The absorption is done by trees through photosynthesis. Once absorbed, carbon is bound up in sugar, then released as oxygen. Basic clumsy error. This process stores carbon in the biomass and the oxygen is released as a by-product.
As emission limits are lowered every year, the price of a credit has risen to more than 60 euros ($67.61) from 4 euros in 2016.  The data is significantly out of date and refers to a government-issued emission allowance and not a carbon credit. Further proof of the journalist’s lack of understanding and sloppy research.
They are available through a private registry system that offers CO2 credits accruing from forest conservation, afforestation or energy-saving decarbonization efforts and are validated by a third party. Although these credits cannot be used to comply with official regulations, they can help companies emphasize their commitment to reducing emissions. Incorrect. Credits of this kind are eligible for both compliance markets, such as the domestic carbon tax and offset market in Colombia, and for voluntary purposes. Again, demonstrating the journalist is ill-informed and lacks basic knowledge about the subject matter.
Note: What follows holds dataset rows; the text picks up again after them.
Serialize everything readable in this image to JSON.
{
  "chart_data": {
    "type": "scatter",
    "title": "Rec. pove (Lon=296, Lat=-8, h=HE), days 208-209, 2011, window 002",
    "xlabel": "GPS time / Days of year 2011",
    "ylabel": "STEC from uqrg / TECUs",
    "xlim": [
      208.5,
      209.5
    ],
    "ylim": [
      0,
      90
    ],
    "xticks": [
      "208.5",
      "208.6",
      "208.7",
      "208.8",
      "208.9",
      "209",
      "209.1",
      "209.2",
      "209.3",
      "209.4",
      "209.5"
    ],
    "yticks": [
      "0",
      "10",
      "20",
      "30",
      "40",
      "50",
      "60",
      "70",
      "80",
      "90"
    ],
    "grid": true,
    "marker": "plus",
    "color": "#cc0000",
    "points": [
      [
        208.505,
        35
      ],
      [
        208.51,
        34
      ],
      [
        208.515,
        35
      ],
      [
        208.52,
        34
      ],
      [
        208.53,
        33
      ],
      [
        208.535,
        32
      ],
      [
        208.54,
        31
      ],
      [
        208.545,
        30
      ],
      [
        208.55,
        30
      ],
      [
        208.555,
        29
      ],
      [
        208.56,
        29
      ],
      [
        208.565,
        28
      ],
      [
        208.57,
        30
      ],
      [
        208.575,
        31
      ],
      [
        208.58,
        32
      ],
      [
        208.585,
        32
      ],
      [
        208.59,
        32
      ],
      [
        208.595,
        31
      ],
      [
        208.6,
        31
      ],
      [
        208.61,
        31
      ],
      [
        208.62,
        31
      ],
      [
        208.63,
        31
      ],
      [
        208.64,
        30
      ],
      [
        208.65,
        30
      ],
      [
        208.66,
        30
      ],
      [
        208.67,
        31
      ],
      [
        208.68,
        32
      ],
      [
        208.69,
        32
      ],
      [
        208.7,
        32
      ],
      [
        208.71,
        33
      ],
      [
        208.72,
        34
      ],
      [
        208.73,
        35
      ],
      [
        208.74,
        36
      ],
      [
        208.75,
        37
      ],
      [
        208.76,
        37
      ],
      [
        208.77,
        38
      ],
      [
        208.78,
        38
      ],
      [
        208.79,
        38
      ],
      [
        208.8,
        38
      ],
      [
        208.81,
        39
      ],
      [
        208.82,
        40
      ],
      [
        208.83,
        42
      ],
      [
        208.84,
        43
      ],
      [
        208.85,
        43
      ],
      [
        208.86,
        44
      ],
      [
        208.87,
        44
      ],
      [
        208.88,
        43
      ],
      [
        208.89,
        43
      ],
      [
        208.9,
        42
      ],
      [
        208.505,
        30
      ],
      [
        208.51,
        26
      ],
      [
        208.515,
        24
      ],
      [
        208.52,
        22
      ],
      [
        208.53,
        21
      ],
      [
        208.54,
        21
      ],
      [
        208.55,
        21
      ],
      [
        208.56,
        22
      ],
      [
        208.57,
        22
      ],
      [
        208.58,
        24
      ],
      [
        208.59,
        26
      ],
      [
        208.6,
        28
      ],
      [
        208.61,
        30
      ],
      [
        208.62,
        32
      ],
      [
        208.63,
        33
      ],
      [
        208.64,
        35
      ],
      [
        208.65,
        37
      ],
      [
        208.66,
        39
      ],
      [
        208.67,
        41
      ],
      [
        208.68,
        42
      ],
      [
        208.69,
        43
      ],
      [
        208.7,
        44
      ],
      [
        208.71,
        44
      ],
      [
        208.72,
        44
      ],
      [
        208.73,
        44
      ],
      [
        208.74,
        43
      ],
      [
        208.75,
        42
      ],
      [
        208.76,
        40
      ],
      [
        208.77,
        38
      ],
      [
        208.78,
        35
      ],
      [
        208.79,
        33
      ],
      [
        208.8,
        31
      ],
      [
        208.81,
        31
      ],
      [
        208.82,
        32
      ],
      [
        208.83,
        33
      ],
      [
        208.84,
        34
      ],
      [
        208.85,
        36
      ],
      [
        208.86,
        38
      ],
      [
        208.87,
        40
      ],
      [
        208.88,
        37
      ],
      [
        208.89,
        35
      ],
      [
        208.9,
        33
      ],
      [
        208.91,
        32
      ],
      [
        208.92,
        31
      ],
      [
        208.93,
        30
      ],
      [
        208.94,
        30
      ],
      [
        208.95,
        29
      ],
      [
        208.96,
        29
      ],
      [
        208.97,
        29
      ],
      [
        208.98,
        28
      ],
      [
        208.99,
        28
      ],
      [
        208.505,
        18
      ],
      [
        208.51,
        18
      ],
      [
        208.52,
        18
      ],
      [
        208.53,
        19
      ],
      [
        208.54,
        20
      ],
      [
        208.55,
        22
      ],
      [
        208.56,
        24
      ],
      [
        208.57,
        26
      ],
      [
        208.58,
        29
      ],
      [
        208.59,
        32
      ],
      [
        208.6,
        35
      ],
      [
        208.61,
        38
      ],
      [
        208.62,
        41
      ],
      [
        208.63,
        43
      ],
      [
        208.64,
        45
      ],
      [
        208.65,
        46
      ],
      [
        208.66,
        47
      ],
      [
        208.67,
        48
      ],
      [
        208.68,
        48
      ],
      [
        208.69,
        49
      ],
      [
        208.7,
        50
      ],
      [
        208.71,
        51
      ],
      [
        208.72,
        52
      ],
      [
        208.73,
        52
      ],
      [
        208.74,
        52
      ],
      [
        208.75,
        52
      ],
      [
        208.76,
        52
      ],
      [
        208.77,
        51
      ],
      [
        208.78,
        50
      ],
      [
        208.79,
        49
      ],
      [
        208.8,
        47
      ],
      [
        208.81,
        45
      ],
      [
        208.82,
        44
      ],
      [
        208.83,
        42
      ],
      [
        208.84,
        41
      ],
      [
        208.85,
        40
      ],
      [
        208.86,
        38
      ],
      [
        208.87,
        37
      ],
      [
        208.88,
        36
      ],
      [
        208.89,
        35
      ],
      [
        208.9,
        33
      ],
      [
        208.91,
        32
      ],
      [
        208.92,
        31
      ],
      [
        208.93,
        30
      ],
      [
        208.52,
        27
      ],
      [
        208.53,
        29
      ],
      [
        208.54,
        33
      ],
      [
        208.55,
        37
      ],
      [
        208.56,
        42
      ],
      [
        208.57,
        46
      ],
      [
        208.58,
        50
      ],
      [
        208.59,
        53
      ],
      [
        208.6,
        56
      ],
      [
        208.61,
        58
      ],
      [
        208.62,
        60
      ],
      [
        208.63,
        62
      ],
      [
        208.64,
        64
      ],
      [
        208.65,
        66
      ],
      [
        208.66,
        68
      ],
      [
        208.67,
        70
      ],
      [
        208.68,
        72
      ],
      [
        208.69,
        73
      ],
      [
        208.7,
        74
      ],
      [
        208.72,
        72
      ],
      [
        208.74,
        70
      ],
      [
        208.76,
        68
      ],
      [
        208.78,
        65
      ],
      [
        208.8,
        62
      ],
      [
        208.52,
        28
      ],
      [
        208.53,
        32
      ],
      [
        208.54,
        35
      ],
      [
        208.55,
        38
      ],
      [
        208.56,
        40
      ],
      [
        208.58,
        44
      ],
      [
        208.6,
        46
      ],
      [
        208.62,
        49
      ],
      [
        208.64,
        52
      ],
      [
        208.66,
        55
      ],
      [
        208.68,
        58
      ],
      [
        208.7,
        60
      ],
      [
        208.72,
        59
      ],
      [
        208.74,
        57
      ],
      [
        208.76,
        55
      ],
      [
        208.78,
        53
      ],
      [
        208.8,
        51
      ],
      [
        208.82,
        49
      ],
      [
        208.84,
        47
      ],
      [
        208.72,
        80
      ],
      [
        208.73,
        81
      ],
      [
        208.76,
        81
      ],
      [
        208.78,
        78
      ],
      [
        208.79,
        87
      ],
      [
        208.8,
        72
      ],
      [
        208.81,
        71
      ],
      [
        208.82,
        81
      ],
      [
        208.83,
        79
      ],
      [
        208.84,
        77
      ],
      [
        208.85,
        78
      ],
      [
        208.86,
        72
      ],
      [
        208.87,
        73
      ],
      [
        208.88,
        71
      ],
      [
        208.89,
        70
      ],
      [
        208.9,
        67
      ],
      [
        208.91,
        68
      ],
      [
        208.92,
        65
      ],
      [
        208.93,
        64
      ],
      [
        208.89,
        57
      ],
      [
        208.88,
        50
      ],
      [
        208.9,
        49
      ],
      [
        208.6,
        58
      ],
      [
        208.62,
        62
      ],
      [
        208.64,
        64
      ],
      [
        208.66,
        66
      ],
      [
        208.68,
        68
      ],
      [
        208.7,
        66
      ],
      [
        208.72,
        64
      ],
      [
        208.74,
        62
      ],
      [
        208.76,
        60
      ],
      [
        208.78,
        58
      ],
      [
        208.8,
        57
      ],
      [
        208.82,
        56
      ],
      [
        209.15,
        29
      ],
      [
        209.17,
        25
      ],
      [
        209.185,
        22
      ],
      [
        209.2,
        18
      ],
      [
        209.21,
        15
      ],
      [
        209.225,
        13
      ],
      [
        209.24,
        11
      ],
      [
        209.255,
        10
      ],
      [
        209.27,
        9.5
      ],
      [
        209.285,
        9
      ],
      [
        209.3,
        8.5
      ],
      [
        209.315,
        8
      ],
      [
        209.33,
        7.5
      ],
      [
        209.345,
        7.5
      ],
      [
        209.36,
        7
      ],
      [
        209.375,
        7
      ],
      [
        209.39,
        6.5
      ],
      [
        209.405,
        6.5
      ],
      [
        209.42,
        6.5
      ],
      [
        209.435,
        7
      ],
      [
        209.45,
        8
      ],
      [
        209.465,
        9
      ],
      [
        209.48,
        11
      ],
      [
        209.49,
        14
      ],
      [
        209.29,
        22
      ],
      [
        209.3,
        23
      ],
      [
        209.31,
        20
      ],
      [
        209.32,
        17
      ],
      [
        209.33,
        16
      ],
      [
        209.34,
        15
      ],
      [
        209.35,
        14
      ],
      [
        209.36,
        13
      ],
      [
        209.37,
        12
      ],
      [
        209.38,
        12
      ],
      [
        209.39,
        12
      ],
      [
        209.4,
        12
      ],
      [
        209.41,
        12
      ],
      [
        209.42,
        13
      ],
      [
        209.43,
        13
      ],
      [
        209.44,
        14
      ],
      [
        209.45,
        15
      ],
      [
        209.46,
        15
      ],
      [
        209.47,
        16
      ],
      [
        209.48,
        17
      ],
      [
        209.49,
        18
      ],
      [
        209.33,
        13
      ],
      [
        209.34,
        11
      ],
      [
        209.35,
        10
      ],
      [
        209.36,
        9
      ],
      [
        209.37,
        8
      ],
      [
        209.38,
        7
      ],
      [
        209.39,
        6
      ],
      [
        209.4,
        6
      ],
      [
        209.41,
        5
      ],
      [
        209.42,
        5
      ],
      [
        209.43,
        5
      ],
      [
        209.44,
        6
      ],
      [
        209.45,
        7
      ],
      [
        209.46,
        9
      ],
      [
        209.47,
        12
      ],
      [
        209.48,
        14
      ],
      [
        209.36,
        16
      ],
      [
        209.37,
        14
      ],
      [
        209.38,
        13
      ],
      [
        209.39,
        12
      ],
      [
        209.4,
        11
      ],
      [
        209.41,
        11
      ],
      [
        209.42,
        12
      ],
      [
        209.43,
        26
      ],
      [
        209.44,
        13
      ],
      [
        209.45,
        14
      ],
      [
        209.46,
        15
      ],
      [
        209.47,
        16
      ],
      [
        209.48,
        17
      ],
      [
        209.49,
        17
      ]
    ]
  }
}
Trading volumes have jumped seven times over the past four years, to 300 million tons, while the average price of forest and land-use carbon credits has increased by 40%, to the $4 level. It has topped $10 in futures trading. Again, very outdated data.
But irregularities could arise in the forest carbon credit market if the amount of potential deforestation is initially overestimated and a project later issues more credits than carbon emissions it can offset. This is prevented from happening due to the independent auditing and public consultation process as per the third-party standard requirements. Projects are robustly assessed prior to validation, require annual verification conducted by independent auditors and undertake 10-year baseline renewals.
“Additionality” refers to the “extra good for preventing global warming” that a project is expected to create. Incorrect. “Additionality” is the concept of demonstrating that the project is achieving something that would not have otherwise occurred had the project not been implemented, i.e. it is ‘additional’ to the business as usual (BAU) scenario.
If regulations like Indonesia’s development moratorium do their job, additionality cannot be validated. This would be laughably naïve if it were not such a serious issue. Does the journalist believe we are not currently in a deforestation crisis, losing more than 12 million hectares of natural forest every year? Government interventions alone are failing at solving this problem globally
To improve the quality of voluntary carbon credits, loopholes should be closed to project promoters and third-party certification organizations. It is crucial that standards for the issuance of credits be tightened and made uniform. Please note the work of the Voluntary Carbon Market Integrity Council.